Graphic: Pandemic jobless relief rolls remain high - https://fingfx.thomsonreuters.com/gfx/mkt/xklvyrgerpg/Pastedper cent20imageper cent201615471156994.png
New coronavirus infections have dropped for eight straight weeks, declining 12per cent last week, according to a Reuters analysis of state, county and CDC data. Vaccinations jumped to a record 2.2 million shots per day and virus-related deaths fell 18per cent.
That, together with nearly US$900 billion in additional pandemic relief money advanced by the government in late December, fired up consumer spending and hiring in February after declining in December.
Domestic demand is expected to surge in the months ahead, after Congress approved President Joe Biden's US$1.9 trillion recovery package, which will send fresh aid to small businesses as well as one-time US$1,400 checks to mostly lower- and middle-income households. It will also extend a government-funded US$300 weekly unemployment supplement through Sept. 6.
Jobless claims have been slow to decline with the improvement in economic activity and public health because of issues ranging from fraudulent filings and backlogs to recent winter storms in the South.

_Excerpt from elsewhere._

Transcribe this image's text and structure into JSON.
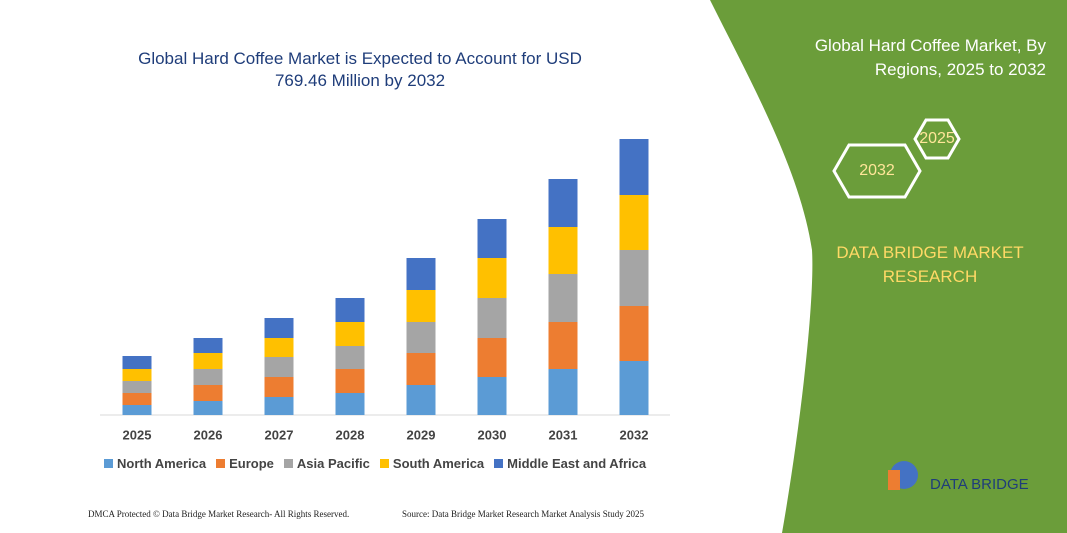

Though claims have dropped from a record 6.867 million in March 2020 when the pandemic hit the United States just more than a year ago, they are above their 665,000 peak during the 2007-09 Great Recession and could remain elevated because of the expanded unemployment benefits. In a well-functioning labor market, claims are normally in a 200,000 to 250,000 range.

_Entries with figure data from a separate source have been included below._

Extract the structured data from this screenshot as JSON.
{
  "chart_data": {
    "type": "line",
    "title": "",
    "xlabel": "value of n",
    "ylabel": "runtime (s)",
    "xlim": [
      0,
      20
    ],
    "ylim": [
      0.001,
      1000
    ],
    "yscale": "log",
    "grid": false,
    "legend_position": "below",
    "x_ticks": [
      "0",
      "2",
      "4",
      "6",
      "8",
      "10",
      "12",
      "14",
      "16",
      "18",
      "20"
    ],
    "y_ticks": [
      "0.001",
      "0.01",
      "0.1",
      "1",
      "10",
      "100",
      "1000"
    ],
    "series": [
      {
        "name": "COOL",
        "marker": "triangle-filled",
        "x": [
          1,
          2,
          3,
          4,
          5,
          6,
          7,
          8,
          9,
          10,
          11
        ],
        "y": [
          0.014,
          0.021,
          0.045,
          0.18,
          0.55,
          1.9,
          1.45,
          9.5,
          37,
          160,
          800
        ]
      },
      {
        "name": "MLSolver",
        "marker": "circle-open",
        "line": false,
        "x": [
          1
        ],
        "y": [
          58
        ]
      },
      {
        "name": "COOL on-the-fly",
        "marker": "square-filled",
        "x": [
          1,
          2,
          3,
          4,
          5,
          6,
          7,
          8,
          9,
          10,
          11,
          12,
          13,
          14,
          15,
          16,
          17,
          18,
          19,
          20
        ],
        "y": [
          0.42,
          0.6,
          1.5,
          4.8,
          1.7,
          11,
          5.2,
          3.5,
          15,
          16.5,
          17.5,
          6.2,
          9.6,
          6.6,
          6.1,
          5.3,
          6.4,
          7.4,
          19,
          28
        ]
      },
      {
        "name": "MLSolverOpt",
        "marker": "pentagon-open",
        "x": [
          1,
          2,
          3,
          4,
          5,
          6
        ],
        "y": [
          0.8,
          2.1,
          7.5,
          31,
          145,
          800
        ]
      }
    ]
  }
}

"There is some risk in our view though that expanded unemployment, with benefits of an additional US$300 per week, could keep the level of claims for unemployment benefits more elevated this year, as some workers could earn more on unemployment than in their previous jobs," said Andrew Hollenhorst, an economist at Citigroup in New York.

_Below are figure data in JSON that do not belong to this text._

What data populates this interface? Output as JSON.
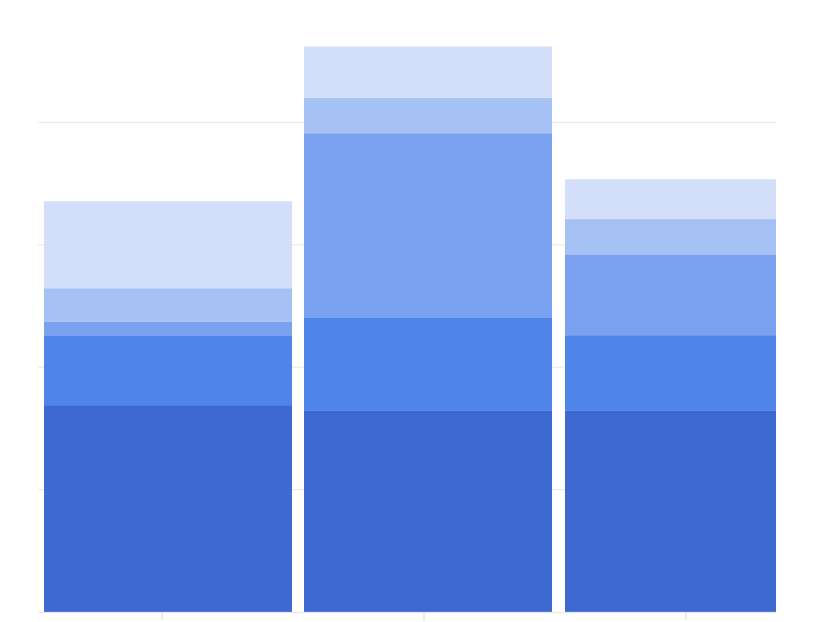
{
  "chart_data": {
    "type": "bar",
    "stacked": true,
    "categories": [
      "",
      "",
      ""
    ],
    "ylim": [
      0,
      100
    ],
    "grid": true,
    "legend": "none",
    "series": [
      {
        "values": [
          33.8,
          32.9,
          32.9
        ],
        "color": "#3d69d1"
      },
      {
        "values": [
          11.3,
          15.2,
          12.3
        ],
        "color": "#4f84e8"
      },
      {
        "values": [
          2.3,
          30.1,
          13.2
        ],
        "color": "#7ba2f0"
      },
      {
        "values": [
          5.5,
          5.8,
          5.8
        ],
        "color": "#a6c1f4"
      },
      {
        "values": [
          14.2,
          8.4,
          6.5
        ],
        "color": "#d3dff8"
      }
    ]
  }
}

Regular state unemployment benefits averaged about US$346 per week in January. Together with the weekly US$300 subsidy, they add up to US$646 per week or over US$15 per hour for a 40-hour week.
The federal minimum wage is US$7.25 per hour, though some states have higher rates.
The claims report also showed the number of people receiving benefits after an initial week of aid declined 193,000 to 4.144 million during the week ended Feb 27. The decrease largely reflected people exhausting their eligibility for benefits, limited to 26 weeks in most states.
About 5.455 million people were on the government-funded extended benefits program during the week ended Feb. 20, up 986,351 from the prior week. There number of people on unemployment benefits under all programs during that period increased by 2.087 million.